Йоген читал и ни разу не почувствовал, будто его свысока похлопывают по плечу. Тот, кто это все написал, и не подумал изображать все с той прозрачной ясностью, когда происходящее можно понимать лишь однозначно. Он как будто и не собирался рассказывать читателям какую-то историю. Он рассказывал ее себе самому, в душе надеясь, что читающий все же воспримет ее. Видимо, он очень доверял читателям.

Слова выстроились чередой, как и в его красочных книжках на полке. Но они были написаны человеком, который умело стер с них пыль, так что они казались новорожденными.

«Хайни дрожал; он уперся кончиками пальцев в землю и весь сосредоточился на прыжке. Теперь он не был королем; он был детенышем грифа, с туловищем леопарда и головой хищной птицы. И вот он прыгнул».

— Так, а теперь свет выключается, — громко сказал господин Шаумель.

Йоген поднял голову от книги.

— Еще одну минуточку! — попросил он и опять уткнулся в книгу.

Почти невероятно, но Шмель и впрямь оставил свет на пятнадцать минут. Только пробурчал:

— Ладно уж, раз день рождения…

Жизнь — это, оказывается, еще и вопрос: что случится с соколиным птенцом? Это предательство солнцем своего властителя Штеппенкопа. Жизнь — это тишина после заключительных фраз: «Весь обратившись в слух и зрение, он поднял голову — не появятся ли откуда-нибудь соколы? Небо было чистым».

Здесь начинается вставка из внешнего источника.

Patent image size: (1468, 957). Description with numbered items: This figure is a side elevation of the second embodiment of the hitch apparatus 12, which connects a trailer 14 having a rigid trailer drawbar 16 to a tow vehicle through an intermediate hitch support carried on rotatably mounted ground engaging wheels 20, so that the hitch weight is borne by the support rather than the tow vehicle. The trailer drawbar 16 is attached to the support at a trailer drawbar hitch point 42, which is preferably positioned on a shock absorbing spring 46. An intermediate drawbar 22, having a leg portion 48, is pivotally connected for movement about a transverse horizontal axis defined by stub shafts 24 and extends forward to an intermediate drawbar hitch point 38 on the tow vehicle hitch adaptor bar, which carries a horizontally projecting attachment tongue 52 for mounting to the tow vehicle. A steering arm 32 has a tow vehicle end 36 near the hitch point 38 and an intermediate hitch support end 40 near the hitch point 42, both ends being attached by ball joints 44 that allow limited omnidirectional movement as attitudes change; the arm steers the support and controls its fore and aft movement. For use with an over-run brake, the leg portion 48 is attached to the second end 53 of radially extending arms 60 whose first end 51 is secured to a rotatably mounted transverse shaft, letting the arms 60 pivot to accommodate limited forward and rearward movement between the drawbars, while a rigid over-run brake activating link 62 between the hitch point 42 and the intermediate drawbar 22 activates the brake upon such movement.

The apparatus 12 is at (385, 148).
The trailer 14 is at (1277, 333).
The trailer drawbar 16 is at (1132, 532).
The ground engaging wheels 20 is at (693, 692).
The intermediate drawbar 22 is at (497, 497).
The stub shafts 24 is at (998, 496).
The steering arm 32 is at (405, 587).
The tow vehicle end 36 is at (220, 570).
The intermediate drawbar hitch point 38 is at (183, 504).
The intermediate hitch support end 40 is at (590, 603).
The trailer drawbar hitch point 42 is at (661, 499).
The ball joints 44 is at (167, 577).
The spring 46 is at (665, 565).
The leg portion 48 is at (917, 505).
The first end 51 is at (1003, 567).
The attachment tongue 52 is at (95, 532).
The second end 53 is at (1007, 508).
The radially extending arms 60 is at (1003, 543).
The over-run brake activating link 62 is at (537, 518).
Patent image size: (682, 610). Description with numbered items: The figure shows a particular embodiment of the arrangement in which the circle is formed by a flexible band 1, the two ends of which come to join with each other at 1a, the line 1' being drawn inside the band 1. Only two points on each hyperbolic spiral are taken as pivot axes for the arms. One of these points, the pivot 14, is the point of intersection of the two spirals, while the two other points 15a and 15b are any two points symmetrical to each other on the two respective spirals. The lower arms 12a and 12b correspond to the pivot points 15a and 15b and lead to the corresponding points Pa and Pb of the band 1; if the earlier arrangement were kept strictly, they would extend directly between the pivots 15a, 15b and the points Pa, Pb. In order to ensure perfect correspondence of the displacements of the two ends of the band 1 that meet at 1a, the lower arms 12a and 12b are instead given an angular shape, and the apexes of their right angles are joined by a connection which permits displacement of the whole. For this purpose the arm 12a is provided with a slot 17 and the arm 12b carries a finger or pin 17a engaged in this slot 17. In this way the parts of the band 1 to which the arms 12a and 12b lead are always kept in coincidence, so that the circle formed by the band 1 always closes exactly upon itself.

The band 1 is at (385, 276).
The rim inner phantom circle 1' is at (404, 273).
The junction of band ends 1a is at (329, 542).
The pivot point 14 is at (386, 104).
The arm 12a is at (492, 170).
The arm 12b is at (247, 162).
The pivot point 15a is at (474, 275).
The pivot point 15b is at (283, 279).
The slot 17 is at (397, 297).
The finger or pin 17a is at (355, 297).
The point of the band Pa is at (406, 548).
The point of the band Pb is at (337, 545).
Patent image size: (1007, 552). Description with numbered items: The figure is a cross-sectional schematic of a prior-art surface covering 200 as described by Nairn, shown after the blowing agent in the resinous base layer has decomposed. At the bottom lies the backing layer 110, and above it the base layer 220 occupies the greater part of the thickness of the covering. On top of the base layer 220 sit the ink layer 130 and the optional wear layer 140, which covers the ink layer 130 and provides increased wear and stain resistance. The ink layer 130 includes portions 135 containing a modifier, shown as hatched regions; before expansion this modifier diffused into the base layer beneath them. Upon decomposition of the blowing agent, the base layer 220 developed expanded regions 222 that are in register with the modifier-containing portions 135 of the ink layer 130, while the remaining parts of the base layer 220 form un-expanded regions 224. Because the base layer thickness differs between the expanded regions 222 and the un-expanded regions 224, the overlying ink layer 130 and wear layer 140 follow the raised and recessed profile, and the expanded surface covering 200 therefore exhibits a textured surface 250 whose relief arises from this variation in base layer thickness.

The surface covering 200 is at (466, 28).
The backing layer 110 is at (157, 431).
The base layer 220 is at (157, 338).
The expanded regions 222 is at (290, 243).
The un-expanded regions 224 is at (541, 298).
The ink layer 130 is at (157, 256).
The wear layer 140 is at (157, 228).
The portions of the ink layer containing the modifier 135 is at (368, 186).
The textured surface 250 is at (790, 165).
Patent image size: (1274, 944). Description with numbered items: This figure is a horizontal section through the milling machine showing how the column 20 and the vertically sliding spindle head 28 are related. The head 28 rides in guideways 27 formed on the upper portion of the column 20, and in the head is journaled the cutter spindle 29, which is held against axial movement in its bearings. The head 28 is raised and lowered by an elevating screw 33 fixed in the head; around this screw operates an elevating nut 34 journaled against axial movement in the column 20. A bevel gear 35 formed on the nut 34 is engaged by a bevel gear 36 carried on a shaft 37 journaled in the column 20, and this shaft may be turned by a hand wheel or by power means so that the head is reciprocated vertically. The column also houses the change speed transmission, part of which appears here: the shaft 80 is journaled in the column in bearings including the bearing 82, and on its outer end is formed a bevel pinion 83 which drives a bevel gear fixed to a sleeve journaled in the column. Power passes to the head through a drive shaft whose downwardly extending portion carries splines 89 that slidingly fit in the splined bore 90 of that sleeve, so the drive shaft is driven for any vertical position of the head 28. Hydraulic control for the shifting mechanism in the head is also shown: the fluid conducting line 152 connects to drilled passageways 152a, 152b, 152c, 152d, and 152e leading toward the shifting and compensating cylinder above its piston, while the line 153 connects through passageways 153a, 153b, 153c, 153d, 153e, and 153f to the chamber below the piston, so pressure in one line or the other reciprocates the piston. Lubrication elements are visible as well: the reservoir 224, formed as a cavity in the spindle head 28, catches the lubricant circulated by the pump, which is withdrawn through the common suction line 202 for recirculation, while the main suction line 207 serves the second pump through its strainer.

— Книжный червь? — спросил господин Шаумель, зайдя через пятнадцать минут.

— Да нет, — признался Йоген. Господин Шаумель повертел в руках книгу.

— Вообще это совсем не для детей, — сказал он. — Но может, именно поэтому…

Впервые за последние дни Йоген засыпал с радостным чувством. Завтра можно будет снова открыть книгу: в ней еще много рассказов.

Жизнь — это жадный интерес к неведомой действительности, сотворенной человеком, который прекрасно разбирался в жизни.

А день рождения? В принципе он прошел очень хорошо.